As patentes chamadas genéticas, envolvem a patente de genes, fragmentos de DNA, ESTs, mutações (SNPs), proteínas, etc, é um assunto controverso e de extrema importância. Recentemente (julho/2011) foi divulgada a notícia que um Tribunal dos EUA decidiu que os genes podem ser patenteados. Porém, devemos ser cuidadosos ao ler tal afirmação e entender o que realmente esta notícia representa e quais são os mecanismos de patente nos EUA (a patente de alguns genes já vem sendo realizada nos EUA há muitos anos), que são diferentes do Brasil e da Europa.
A primeira pergunta importante: Por que patentar? Cientistas que trabalham em instituições públicas têm problemas devido à questão da propriedade intelectual por causa de suas restrições, o que torna a ciência mais lenta. Mas a lei da propriedade intectual protege as pesquisas de alto investimento feita por empresas privadas. As empresas são incapazes de investimentos substanciais sem proteção contra competição. Patentes garantem o direito de excluírem outros de fazerem, usarem e venderem sua invenção por um tempo limitado. As patentes devem facilitar a transferência de tecnologia do setor privado e no geral são consideradas positivas. Mas as patentes genéticas não são vistas como positivas por todos.

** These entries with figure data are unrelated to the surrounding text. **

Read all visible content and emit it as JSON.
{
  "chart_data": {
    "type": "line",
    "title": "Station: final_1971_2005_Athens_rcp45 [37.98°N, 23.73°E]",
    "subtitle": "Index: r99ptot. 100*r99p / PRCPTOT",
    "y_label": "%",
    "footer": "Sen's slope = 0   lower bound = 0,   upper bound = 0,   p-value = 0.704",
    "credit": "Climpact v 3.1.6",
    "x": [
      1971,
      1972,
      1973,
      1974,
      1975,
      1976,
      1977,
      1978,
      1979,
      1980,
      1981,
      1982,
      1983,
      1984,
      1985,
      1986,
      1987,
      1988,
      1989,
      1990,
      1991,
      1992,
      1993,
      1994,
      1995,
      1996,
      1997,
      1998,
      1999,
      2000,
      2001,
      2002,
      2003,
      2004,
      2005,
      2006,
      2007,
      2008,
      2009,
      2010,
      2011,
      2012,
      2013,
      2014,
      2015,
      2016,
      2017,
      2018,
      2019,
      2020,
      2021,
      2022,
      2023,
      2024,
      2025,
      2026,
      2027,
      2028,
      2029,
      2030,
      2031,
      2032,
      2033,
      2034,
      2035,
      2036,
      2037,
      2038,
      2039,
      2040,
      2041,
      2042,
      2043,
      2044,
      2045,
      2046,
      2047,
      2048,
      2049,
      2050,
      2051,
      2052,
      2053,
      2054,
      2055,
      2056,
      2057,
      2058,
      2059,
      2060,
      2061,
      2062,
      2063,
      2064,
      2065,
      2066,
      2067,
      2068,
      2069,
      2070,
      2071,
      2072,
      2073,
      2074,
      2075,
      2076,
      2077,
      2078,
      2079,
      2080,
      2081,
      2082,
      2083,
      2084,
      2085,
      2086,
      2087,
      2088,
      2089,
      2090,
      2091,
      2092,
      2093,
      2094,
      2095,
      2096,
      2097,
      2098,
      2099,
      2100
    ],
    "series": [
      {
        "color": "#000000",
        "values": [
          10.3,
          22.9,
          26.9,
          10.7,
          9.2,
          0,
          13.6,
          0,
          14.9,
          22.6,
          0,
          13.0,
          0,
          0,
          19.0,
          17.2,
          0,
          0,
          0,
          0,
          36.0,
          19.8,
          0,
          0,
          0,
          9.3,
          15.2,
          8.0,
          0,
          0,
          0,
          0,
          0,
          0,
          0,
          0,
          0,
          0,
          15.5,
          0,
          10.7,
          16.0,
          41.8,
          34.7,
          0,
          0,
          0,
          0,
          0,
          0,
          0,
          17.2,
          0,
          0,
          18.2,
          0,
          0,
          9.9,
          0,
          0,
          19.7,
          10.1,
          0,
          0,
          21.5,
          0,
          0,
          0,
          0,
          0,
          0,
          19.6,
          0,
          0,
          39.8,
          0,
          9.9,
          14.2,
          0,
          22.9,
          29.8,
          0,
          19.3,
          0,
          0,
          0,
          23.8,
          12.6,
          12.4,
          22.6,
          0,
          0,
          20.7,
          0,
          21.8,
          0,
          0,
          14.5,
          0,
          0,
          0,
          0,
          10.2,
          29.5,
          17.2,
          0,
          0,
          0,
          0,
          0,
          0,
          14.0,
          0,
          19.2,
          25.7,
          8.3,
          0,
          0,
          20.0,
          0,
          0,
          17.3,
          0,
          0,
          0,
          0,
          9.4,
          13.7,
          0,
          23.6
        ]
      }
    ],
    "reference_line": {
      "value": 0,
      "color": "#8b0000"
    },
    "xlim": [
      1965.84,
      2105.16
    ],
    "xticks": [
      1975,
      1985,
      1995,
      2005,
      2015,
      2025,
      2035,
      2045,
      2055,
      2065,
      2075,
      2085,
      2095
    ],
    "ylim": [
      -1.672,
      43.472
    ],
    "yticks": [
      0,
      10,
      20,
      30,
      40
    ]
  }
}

Patentes de genes isolados são a pedra fundamental da indústria de biotecnologia. Os críticos dizem que é antiético patentear algo que é parte do corpo humano ou do mundo natural. Alguns dizem também que o custo do teste poderia ser reduzido se as empresas não detivessem monopólios de testes em razão de patentes. A “patenteabilidade” das invenções sob as leis americanas são determinadas pelo “Patent and Trademark Office (USPTO)”. Um pedido de patente é julgado pelos seguintes critérios: a invenção deve ser útil num sentido prático, inédita, não óbvia e deve também ser descrita em detalhes. Produtos de DNA são apenas patenteados quando tiverem sido isolados, purificados ou modificados para produzirem de forma única, não encontrada na natureza. A USPTO tem 3 anos para avaliar uma patente. Na Europa, são 18 meses. Patentes no geral são válidas por 20 anos.
Governos, legisladores e tribunais americanos em geral adotam uma postura liberal em relação à comercialização de novas biotecnologias. Na Europa, há enorme controvérsia. A França, que baniu as patentes de genes, está batalhando contra uma diretiva da própria Comunidade Européia, que é a favor. No Brasil os genes humanos não são patenteáveis de acordo com o Art. 18 da Lei de Patentes Brasileira em vigor. Nela, é vedada a concessão de patentes e, portanto, exclusividade a quem quer que seja, para qualquer parte dos seres vivos.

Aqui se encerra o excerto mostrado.